「第1回希望ヶ峰学園定例報告会の開催を宣言するッ!」
 高らかな石丸くんの声を皮切りに、私たちは持ち寄った情報を交換し始めた。
 時刻はおそらく夜の8時。おそらく……なのは、日の光が1ミリも差し込まないこの校内では、時計の針だけが頼りだから。
 集まったのは食堂。朝に居た校舎側とは別に、この学園には寄宿舎が併設されていて、そこにある施設の一つがここだ。

 モノクマに今後の学園生活について説明された後、私たちはしばらく体育館で話し合った。まあ……話し合いというには、一方通行な発言が多かった。
 最初に玄関ホールで顔を合わせた時にも思ったけど、ここにいる人たちはどうも……協調とかそういう部分に欠けるタイプが目立っている。個性の強さイコールそういう事なんだろうか? ……ちゃんと話を聞いてくれる人もいるから違うか。

 とにかく、まずは渡された電子生徒手帳を確認した。みんなの基本的な情報や学園生活を送るにあたっての“校則”が載っていた。校則は、大まかにはモノクマが言っていた事柄だ。本当にこのルールに則らせるつもりなんだろうか……真意は謎だ。
 そして、外に出られる場所がないか学園内を探索することになった。でも、そこで単独行動すると十神くんが言い出した事で、大和田くんと小競り合いが起きかけた。止めに入った苗木くんが大和田くんに殴られ、なんと気絶。“超高校級の幸運”のはずが、とんだアンラッキーに巻き込まれてしまった。
 苗木くんは夜まで意識が戻らなかったらしいから、当たりどころもよくなかったんだろう。ろくに謝らない大和田くんもさすが“超高校級の暴走族”というか……近づくのはちょっとこわい。

 そんなトラブルもあって、探索は協力して行うも全くしないも個人に任せる形となって一旦解散した。
 私はというと、少しだけ出歩いたものの、寄宿舎で自分のネームプレートが掛かった個室を見つけると、引きこもった。一人で考える時間が欲しかったのだ。
 かと言って、現状を何とか出来るようなアイデアなんて出るはずはなく……。次第に空腹を感じて、先に見掛けていた食堂に入った。

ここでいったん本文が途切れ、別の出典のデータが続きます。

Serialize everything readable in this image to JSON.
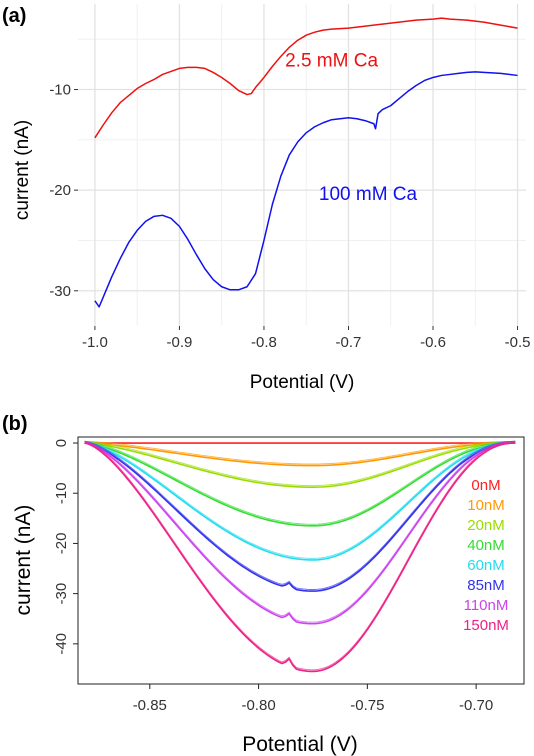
{
  "chart_data": [
    {
      "panel_label": "(a)",
      "type": "line",
      "xlabel": "Potential (V)",
      "ylabel": "current (nA)",
      "xlim": [
        -1.02,
        -0.49
      ],
      "ylim": [
        -33.5,
        -1.5
      ],
      "x_ticks": [
        -1.0,
        -0.9,
        -0.8,
        -0.7,
        -0.6,
        -0.5
      ],
      "x_tick_labels": [
        "-1.0",
        "-0.9",
        "-0.8",
        "-0.7",
        "-0.6",
        "-0.5"
      ],
      "y_ticks": [
        -10,
        -20,
        -30
      ],
      "y_tick_labels": [
        "-10",
        "-20",
        "-30"
      ],
      "grid": true,
      "series": [
        {
          "name": "2.5 mM Ca",
          "color": "#ee1111",
          "x": [
            -1.0,
            -0.99,
            -0.98,
            -0.97,
            -0.96,
            -0.95,
            -0.94,
            -0.93,
            -0.92,
            -0.91,
            -0.9,
            -0.89,
            -0.88,
            -0.87,
            -0.86,
            -0.85,
            -0.84,
            -0.83,
            -0.82,
            -0.815,
            -0.81,
            -0.8,
            -0.79,
            -0.78,
            -0.77,
            -0.76,
            -0.75,
            -0.74,
            -0.73,
            -0.72,
            -0.7,
            -0.68,
            -0.66,
            -0.64,
            -0.62,
            -0.6,
            -0.59,
            -0.58,
            -0.56,
            -0.54,
            -0.52,
            -0.5
          ],
          "y": [
            -14.8,
            -13.5,
            -12.3,
            -11.3,
            -10.6,
            -9.9,
            -9.4,
            -9.0,
            -8.5,
            -8.2,
            -7.9,
            -7.8,
            -7.8,
            -7.9,
            -8.3,
            -8.8,
            -9.4,
            -10.1,
            -10.5,
            -10.4,
            -9.8,
            -8.8,
            -7.7,
            -6.7,
            -5.8,
            -5.1,
            -4.6,
            -4.3,
            -4.1,
            -4.0,
            -3.9,
            -3.7,
            -3.5,
            -3.3,
            -3.1,
            -3.0,
            -2.9,
            -3.0,
            -3.1,
            -3.3,
            -3.6,
            -3.9
          ]
        },
        {
          "name": "100 mM Ca",
          "color": "#1111ee",
          "x": [
            -1.0,
            -0.995,
            -0.99,
            -0.98,
            -0.97,
            -0.96,
            -0.95,
            -0.94,
            -0.93,
            -0.92,
            -0.91,
            -0.9,
            -0.89,
            -0.88,
            -0.87,
            -0.86,
            -0.85,
            -0.84,
            -0.83,
            -0.82,
            -0.81,
            -0.8,
            -0.79,
            -0.78,
            -0.77,
            -0.76,
            -0.75,
            -0.74,
            -0.73,
            -0.72,
            -0.71,
            -0.7,
            -0.69,
            -0.68,
            -0.67,
            -0.668,
            -0.665,
            -0.66,
            -0.65,
            -0.64,
            -0.63,
            -0.62,
            -0.61,
            -0.6,
            -0.59,
            -0.58,
            -0.57,
            -0.56,
            -0.55,
            -0.54,
            -0.52,
            -0.5
          ],
          "y": [
            -31.0,
            -31.6,
            -30.6,
            -28.6,
            -26.8,
            -25.2,
            -24.0,
            -23.1,
            -22.6,
            -22.5,
            -22.8,
            -23.6,
            -24.9,
            -26.4,
            -27.8,
            -28.9,
            -29.6,
            -29.9,
            -29.9,
            -29.6,
            -28.3,
            -25.0,
            -21.4,
            -18.6,
            -16.5,
            -15.2,
            -14.3,
            -13.7,
            -13.3,
            -13.0,
            -12.9,
            -12.8,
            -12.9,
            -13.1,
            -13.4,
            -13.9,
            -12.4,
            -12.0,
            -11.6,
            -10.9,
            -10.2,
            -9.6,
            -9.1,
            -8.8,
            -8.6,
            -8.5,
            -8.4,
            -8.3,
            -8.25,
            -8.3,
            -8.4,
            -8.6
          ]
        }
      ],
      "annotations": [
        {
          "text": "2.5 mM Ca",
          "color": "#ee1111",
          "x": -0.775,
          "y": -7.0
        },
        {
          "text": "100 mM Ca",
          "color": "#1111ee",
          "x": -0.735,
          "y": -20.3
        }
      ]
    },
    {
      "panel_label": "(b)",
      "type": "line",
      "xlabel": "Potential (V)",
      "ylabel": "current (nA)",
      "xlim": [
        -0.883,
        -0.678
      ],
      "ylim": [
        -48,
        1.2
      ],
      "x_ticks": [
        -0.85,
        -0.8,
        -0.75,
        -0.7
      ],
      "x_tick_labels": [
        "-0.85",
        "-0.80",
        "-0.75",
        "-0.70"
      ],
      "y_ticks": [
        0,
        -10,
        -20,
        -30,
        -40
      ],
      "y_tick_labels": [
        "0",
        "-10",
        "-20",
        "-30",
        "-40"
      ],
      "grid": false,
      "x_range": [
        -0.88,
        -0.682
      ],
      "trough_x": -0.775,
      "series": [
        {
          "name": "0nM",
          "color": "#ff2020",
          "depth": 0
        },
        {
          "name": "10nM",
          "color": "#ff9900",
          "depth": -4.5
        },
        {
          "name": "20nM",
          "color": "#99dd00",
          "depth": -8.8
        },
        {
          "name": "40nM",
          "color": "#33dd33",
          "depth": -16.5
        },
        {
          "name": "60nM",
          "color": "#22ddee",
          "depth": -23.3
        },
        {
          "name": "85nM",
          "color": "#3333ee",
          "depth": -29.5
        },
        {
          "name": "110nM",
          "color": "#cc44ee",
          "depth": -36.0
        },
        {
          "name": "150nM",
          "color": "#ee2288",
          "depth": -45.5
        }
      ],
      "legend_position": "right"
    }
  ]
}
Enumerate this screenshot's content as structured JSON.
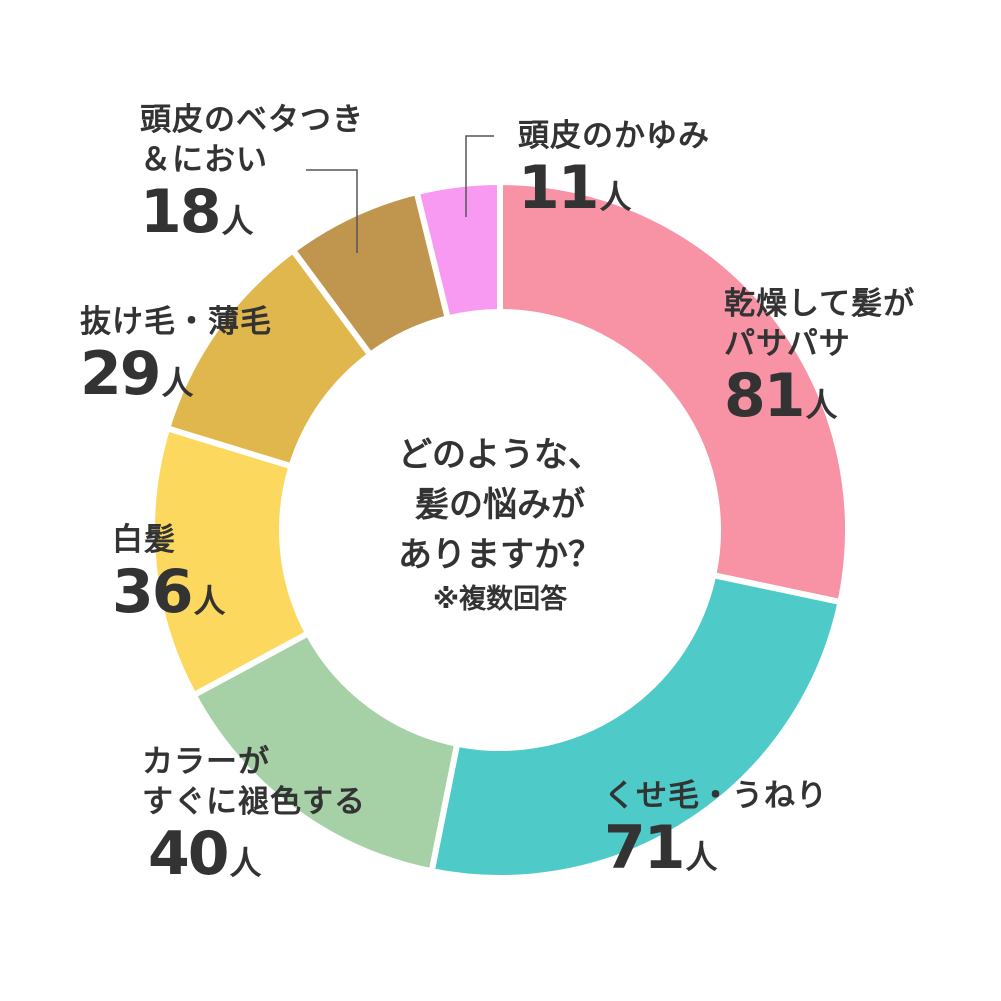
{
  "chart_data": {
    "type": "pie",
    "style": "donut",
    "unit": "人",
    "title_lines": [
      "どのような、",
      "髪の悩みが",
      "ありますか？"
    ],
    "note": "※複数回答",
    "slices": [
      {
        "name_lines": [
          "乾燥して髪が",
          "パサパサ"
        ],
        "value": 81,
        "value_text": "81",
        "color": "#f892a5"
      },
      {
        "name_lines": [
          "くせ毛・うねり"
        ],
        "value": 71,
        "value_text": "71",
        "color": "#4ecbc8"
      },
      {
        "name_lines": [
          "カラーが",
          "すぐに褪色する"
        ],
        "value": 40,
        "value_text": "40",
        "color": "#a6d0a6"
      },
      {
        "name_lines": [
          "白髪"
        ],
        "value": 36,
        "value_text": "36",
        "color": "#fcd95e"
      },
      {
        "name_lines": [
          "抜け毛・薄毛"
        ],
        "value": 29,
        "value_text": "29",
        "color": "#e0b74d"
      },
      {
        "name_lines": [
          "頭皮のベタつき",
          "＆におい"
        ],
        "value": 18,
        "value_text": "18",
        "color": "#c0954e"
      },
      {
        "name_lines": [
          "頭皮のかゆみ"
        ],
        "value": 11,
        "value_text": "11",
        "color": "#f89af1"
      }
    ]
  }
}
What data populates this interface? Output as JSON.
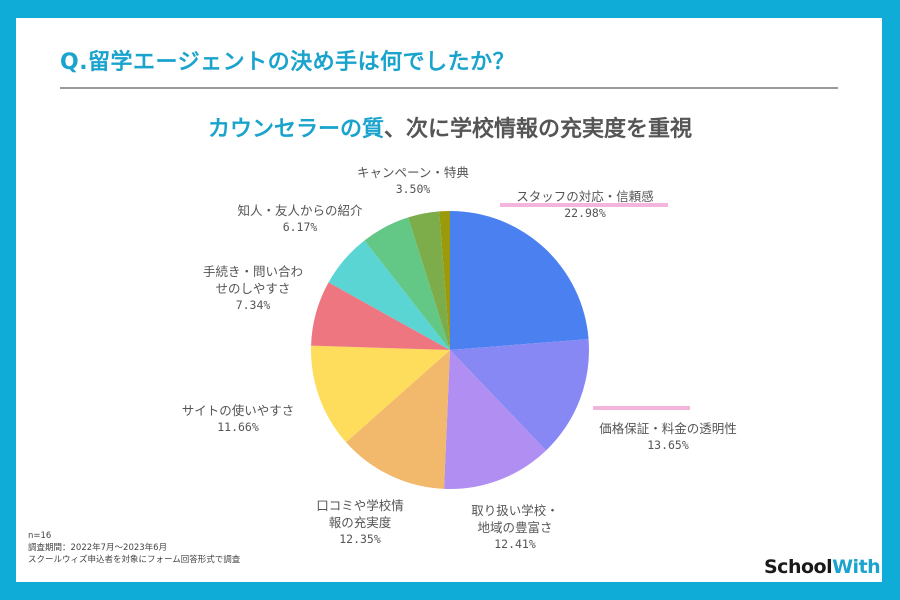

 食堂は、寄宿舎住まいの人たちが一斉に集まっても充分足りそうなスペースで、厨房も併設。学校の食堂としては洗練された雰囲気だった。
 吸い寄せられるように厨房に入れば、目の前に食材が山積み。使いきる前にダメにしてしまいそうな量だった。想像よりも凝った調理器具もある。この状態からして、出来合いが出てくる……なんて親切なこともないだろう。
 ――「作れ」と言われている気がした。


 料理を始めると、妙な出来事続きで参っていたのが嘘のように体が動いた。せっかくなので全員分の昼食を用意していると、入れ替わり立ち代りに人が入って来たので都度振る舞った。苗木くんやほか何人かの姿は見えなかったけど、だいたいはお皿を空にしてくれたのでお節介じゃなかった、と思う。
 途中、舞園さんが代わりに洗い物をすると申し出てくれた。どうしようかと躊躇っていると、
「だって灯滝さん、まだお昼ご飯食べていませんよね?」
と言われて、そこで自分が食べていなかった事に気付いた。厨房に立っていると料理第一で、つい他が疎かになってしまう。
「……確かに、食べてなかった」
「やっぱり。だったら休憩もしちゃってください」
「いや、そこまでは」
「いいから代わらせてください、ね?」
 結局私は押し問答に競り負け、舞園さんにお礼を言って少しの間代わってもらった。
 腹ごしらえをすると再び夜まで厨房に篭っていた。今度は夕食作りのためだ。



 そういうわけで、私はろくに探索していなかったことになる。食堂と厨房しかわからない、と正直に話すほかなかった。
 食材は定期的にモノクマが補充してくれるらしいです、と舞園さんが補足してくれた。なんでも私が食事中にモノクマが厨房に現れたらしい。……なんて神出鬼没なクマ。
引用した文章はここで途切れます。